Percebe-se claramente que mesmo sem ter propostas e líderes, a direita nacional consegue desenvolver uma estratégia para retomar hegemonia, inclusive em articulação com interesses internacionais, a exemplo do ocorrido em Caracas quando da visita injustificável da delegação parlamentar protagonizada pelo Senador Aécio. Na outra, a postura defensiva do partido não encontra eco na sociedade e a percepção popular sobre os escândalos e sobre o desgaste dos anos de governo é real e concreta – vide a pesquisa Datafolha que, pela primeira vez, aponta empate técnico entre petistas e tucanos como preferidos do eleitorado nacional.
Diante desse cenário é correto afirmar que o Partido dos Trabalhadores se encontra na maior encruzilhada histórica de sua jovem vida.
Militantes, dirigentes, intelectuais, gestores e parlamentares do PT – e da Esquerda Brasileira como um todo – levantam importantes questões sobre essa realidade. Há saída para essa crise? É possível sair da defensiva e reagir? O PT ainda é capaz de liderar o projeto contra-hegemônico no Brasil? Sim, a nosso ver, todas essas perguntas tem resposta afirmativa. Entretanto, quando questionado se é necessário um retorno às origens, o resgate dos seus anos de fundação, quando se é sugerido que retornemos a ser o PT da década de 1980, a proposta que passamos a defender aqui é: não.
O Partido dos Trabalhadores é a melhor experiência de um partido de esquerda das Américas e, definitivamente, é o maior patrimônio e o principal instrumento político da classe trabalhadora brasileira pela sua capacidade de inovar, de ousar, de criar novas utopias, novos olhares, novos caminhos e novas formas de caminhar. É a capacidade de construção de novas sínteses que fez o PT protagonista da luta do seu tempo, pensando sempre adiante.
Senão, vejamos.
Quando, no final dos anos 1970, início dos anos 1980, sindicalistas, organizações marxistas tradicionais, intelectuais, artistas e militantes de base da Igreja se reuniram para fundar um novo partido, foi para perpetuar alguma experiência anterior?
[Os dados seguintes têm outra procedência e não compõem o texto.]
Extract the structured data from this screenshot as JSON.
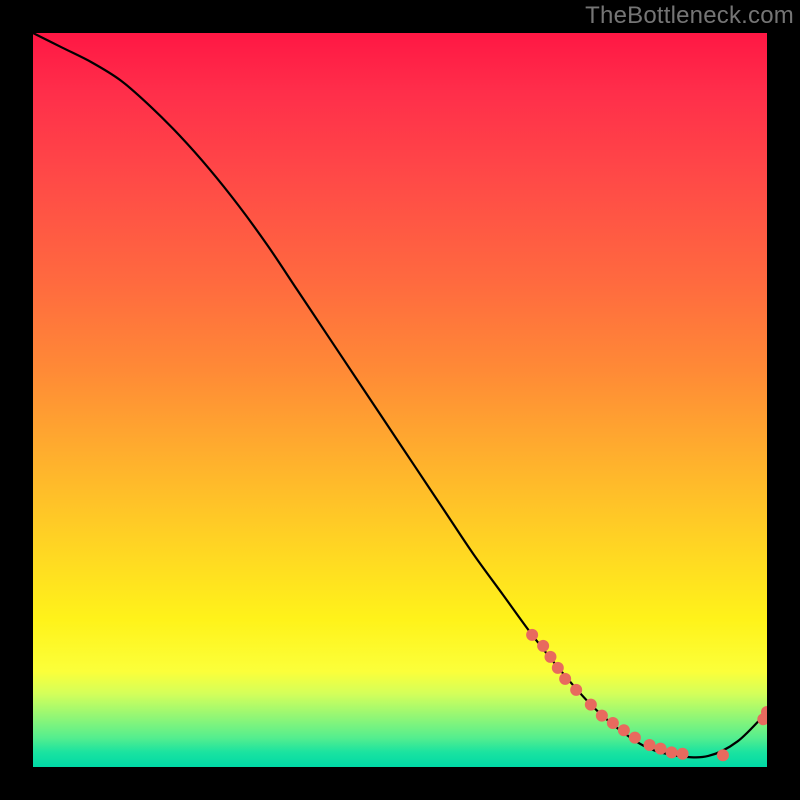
{
  "watermark": "TheBottleneck.com",
  "chart_data": {
    "type": "line",
    "title": "",
    "xlabel": "",
    "ylabel": "",
    "xlim": [
      0,
      100
    ],
    "ylim": [
      0,
      100
    ],
    "grid": false,
    "legend": false,
    "curve": {
      "name": "bottleneck-curve",
      "x": [
        0,
        4,
        8,
        12,
        16,
        20,
        24,
        28,
        32,
        36,
        40,
        44,
        48,
        52,
        56,
        60,
        64,
        68,
        72,
        76,
        80,
        84,
        88,
        92,
        96,
        100
      ],
      "y": [
        100,
        98,
        96,
        93.5,
        90,
        86,
        81.5,
        76.5,
        71,
        65,
        59,
        53,
        47,
        41,
        35,
        29,
        23.5,
        18,
        13,
        8.5,
        5,
        2.5,
        1.5,
        1.5,
        3.5,
        7.5
      ]
    },
    "points": {
      "name": "marked-points",
      "color": "#e86a5e",
      "x": [
        68,
        69.5,
        70.5,
        71.5,
        72.5,
        74,
        76,
        77.5,
        79,
        80.5,
        82,
        84,
        85.5,
        87,
        88.5,
        94,
        99.5,
        100
      ],
      "y": [
        18,
        16.5,
        15,
        13.5,
        12,
        10.5,
        8.5,
        7,
        6,
        5,
        4,
        3,
        2.5,
        2,
        1.8,
        1.6,
        6.5,
        7.5
      ]
    }
  }
}
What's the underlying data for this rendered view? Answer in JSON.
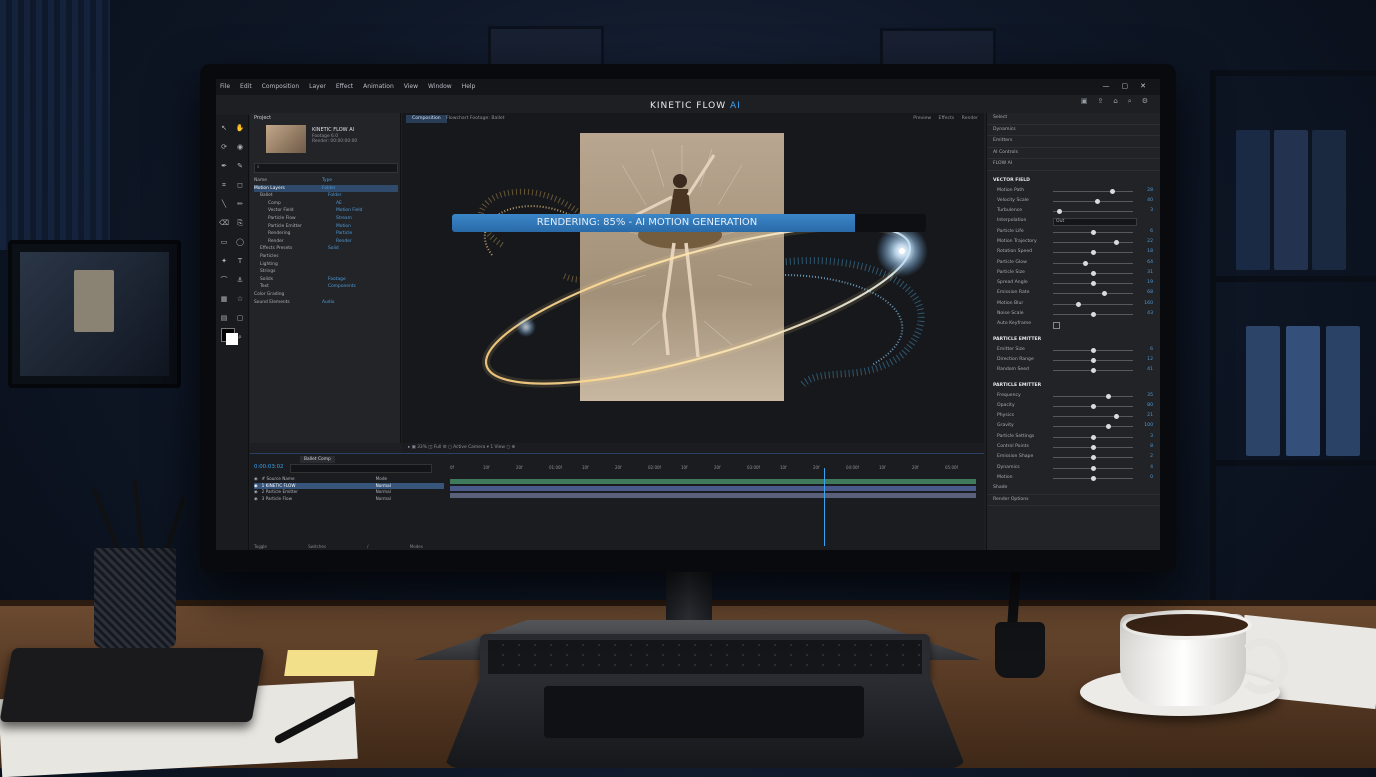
{
  "app": {
    "title_main": "KINETIC FLOW",
    "title_ai": "AI",
    "menu": [
      "File",
      "Edit",
      "Composition",
      "Layer",
      "Effect",
      "Animation",
      "View",
      "Window",
      "Help"
    ]
  },
  "project": {
    "panel_label": "Project",
    "name": "KINETIC FLOW AI",
    "sub1": "Footage 6.0",
    "sub2": "Render: 00:00:00:00",
    "search_placeholder": "⌕",
    "tree": [
      {
        "name": "Name",
        "type": "Type",
        "sel": false,
        "indent": 0
      },
      {
        "name": "Motion Layers",
        "type": "Folder",
        "sel": true,
        "indent": 0
      },
      {
        "name": "Ballet",
        "type": "Folder",
        "sel": false,
        "indent": 1
      },
      {
        "name": "Comp",
        "type": "AE",
        "sel": false,
        "indent": 2
      },
      {
        "name": "Vector Field",
        "type": "Motion Field",
        "sel": false,
        "indent": 2
      },
      {
        "name": "Particle Flow",
        "type": "Stream",
        "sel": false,
        "indent": 2
      },
      {
        "name": "Particle Emitter",
        "type": "Motion",
        "sel": false,
        "indent": 2
      },
      {
        "name": "Rendering",
        "type": "Particle",
        "sel": false,
        "indent": 2
      },
      {
        "name": "Render",
        "type": "Render",
        "sel": false,
        "indent": 2
      },
      {
        "name": "Effects Presets",
        "type": "Solid",
        "sel": false,
        "indent": 1
      },
      {
        "name": "Particles",
        "type": "",
        "sel": false,
        "indent": 1
      },
      {
        "name": "Lighting",
        "type": "",
        "sel": false,
        "indent": 1
      },
      {
        "name": "Strings",
        "type": "",
        "sel": false,
        "indent": 1
      },
      {
        "name": "Solids",
        "type": "Footage",
        "sel": false,
        "indent": 1
      },
      {
        "name": "Text",
        "type": "Components",
        "sel": false,
        "indent": 1
      },
      {
        "name": "Color Grading",
        "type": "",
        "sel": false,
        "indent": 0
      },
      {
        "name": "Sound Elements",
        "type": "Audio",
        "sel": false,
        "indent": 0
      }
    ]
  },
  "composition": {
    "tab_active": "Composition",
    "tabs_rest": "Flowchart   Footage: Ballet",
    "right_labels": "Preview  Effects  Render",
    "footer": "▸  ▣  33%  ◫  Full  ⚙  ◻  Active Camera  ▾  1 View  ◻  ⊕"
  },
  "properties": {
    "top_sections": [
      "Select",
      "Dynamics",
      "Emitters",
      "AI Controls",
      "FLOW AI"
    ],
    "vector_field": {
      "title": "VECTOR FIELD",
      "rows": [
        {
          "label": "Motion Path",
          "value": 0.75,
          "num": "28"
        },
        {
          "label": "Velocity Scale",
          "value": 0.55,
          "num": "40"
        },
        {
          "label": "Turbulence",
          "value": 0.05,
          "num": "3"
        },
        {
          "label": "Interpolation",
          "dropdown": "Out"
        },
        {
          "label": "Particle Life",
          "value": 0.5,
          "num": "6"
        },
        {
          "label": "Motion Trajectory",
          "value": 0.8,
          "num": "22"
        },
        {
          "label": "Rotation Speed",
          "value": 0.5,
          "num": "18"
        },
        {
          "label": "Particle Glow",
          "value": 0.4,
          "num": "64"
        },
        {
          "label": "Particle Size",
          "value": 0.5,
          "num": "31"
        },
        {
          "label": "Spread Angle",
          "value": 0.5,
          "num": "19"
        },
        {
          "label": "Emission Rate",
          "value": 0.65,
          "num": "68"
        },
        {
          "label": "Motion Blur",
          "value": 0.3,
          "num": "160"
        },
        {
          "label": "Noise Scale",
          "value": 0.5,
          "num": "43"
        },
        {
          "label": "Auto Keyframe",
          "checkbox": true
        }
      ]
    },
    "particle_emitter_1": {
      "title": "PARTICLE EMITTER",
      "rows": [
        {
          "label": "Emitter Size",
          "value": 0.5,
          "num": "6"
        },
        {
          "label": "Direction Range",
          "value": 0.5,
          "num": "12"
        },
        {
          "label": "Random Seed",
          "value": 0.5,
          "num": "41"
        }
      ]
    },
    "particle_emitter_2": {
      "title": "PARTICLE EMITTER",
      "rows": [
        {
          "label": "Frequency",
          "value": 0.7,
          "num": "35"
        },
        {
          "label": "Opacity",
          "value": 0.5,
          "num": "80"
        },
        {
          "label": "Physics",
          "value": 0.8,
          "num": "21"
        },
        {
          "label": "Gravity",
          "value": 0.7,
          "num": "100"
        },
        {
          "label": "Particle Settings",
          "value": 0.5,
          "num": "3"
        },
        {
          "label": "Control Points",
          "value": 0.5,
          "num": "8"
        },
        {
          "label": "Emission Shape",
          "value": 0.5,
          "num": "2"
        },
        {
          "label": "Dynamics",
          "value": 0.5,
          "num": "4"
        },
        {
          "label": "Motion",
          "value": 0.5,
          "num": "0"
        }
      ]
    },
    "bottom_sections": [
      "Shade",
      "Render Options"
    ]
  },
  "timeline": {
    "tab": "Ballet Comp",
    "timecode": "0:00:03:02",
    "ruler": [
      "0f",
      "10f",
      "20f",
      "01:00f",
      "10f",
      "20f",
      "02:00f",
      "10f",
      "20f",
      "03:00f",
      "10f",
      "20f",
      "04:00f",
      "10f",
      "20f",
      "05:00f"
    ],
    "layers": [
      {
        "name": "# Source Name",
        "mode": "Mode",
        "sel": false
      },
      {
        "name": "1  KINETIC FLOW",
        "mode": "Normal",
        "sel": true
      },
      {
        "name": "2  Particle Emitter",
        "mode": "Normal",
        "sel": false
      },
      {
        "name": "3  Particle Flow",
        "mode": "Normal",
        "sel": false
      }
    ],
    "render_progress": 0.85,
    "render_text": "RENDERING: 85% - AI MOTION GENERATION",
    "footer": "Toggle Switches / Modes"
  },
  "colors": {
    "accent": "#3aa3f0",
    "gold": "#f6c86a",
    "cyan": "#4fb6f0"
  }
}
Não. Foi para criar algo novo, uma nova experiência. E assim nasceu o PT. Um partido que se inspira na luta trabalhista, mas que é formado, dirigido e representado por trabalhadores.
Quando, ainda nos idos de 80, trabalhadores de todo o Brasil apoiaram a criação do PT, da CUT, do MST e etc, foi para fazer algum tipo de resgate de tempos passados? Também não. Foi para a constituição de instrumentos engajados na luta democrática, contra a Ditadura, mas que não admita a via institucional como única arena possível – que enxergava, organizava e disputava os movimentos sociais, a sociedade civil, a cultura política nacional.
O PT nasce assim, como uma inovação ao que havia – e não como um resgate. O PT busca o novo, o inédito.
Nos anos 1990, no lugar de buscar resgatar reformas, agendas e métodos de algum pretérito “ano dourado”, o PT criou novas lideranças e consolidou novos movimentos sociais. Criou novas agendas, disputou e conquistou novos direitos. Foi por não abrir mão do seu caráter vanguardista que o PT revolucionou os parlamentos e os governos locais, por exemplo, com o Orçamento Participativo.
Outro exemplo? Quando muitos apostavam que o partido carregaria o ranço do isolacionismo, o PT inovou ao mostrar que é possível – e necessário – construir com quem pensa diferente. Montou uma política de alianças de unificou a esquerda, disputou o centro e dividiu a direita, viabilizando a vitória do companheiro Lula em 2002, consolidando o caminho do nosso campo na Argentina, Equador, Bolívia, Uruguai, Chile, entre outros, impediu o avanço do neoliberalismo através do nefasto Acordo de Livre Comércio das Américas e abriu novas avenidas de diálogo e cooperação com parceiros do Sul, reaproximando o Brasil da África, e participando da criação do bloco Brics com um novo player global.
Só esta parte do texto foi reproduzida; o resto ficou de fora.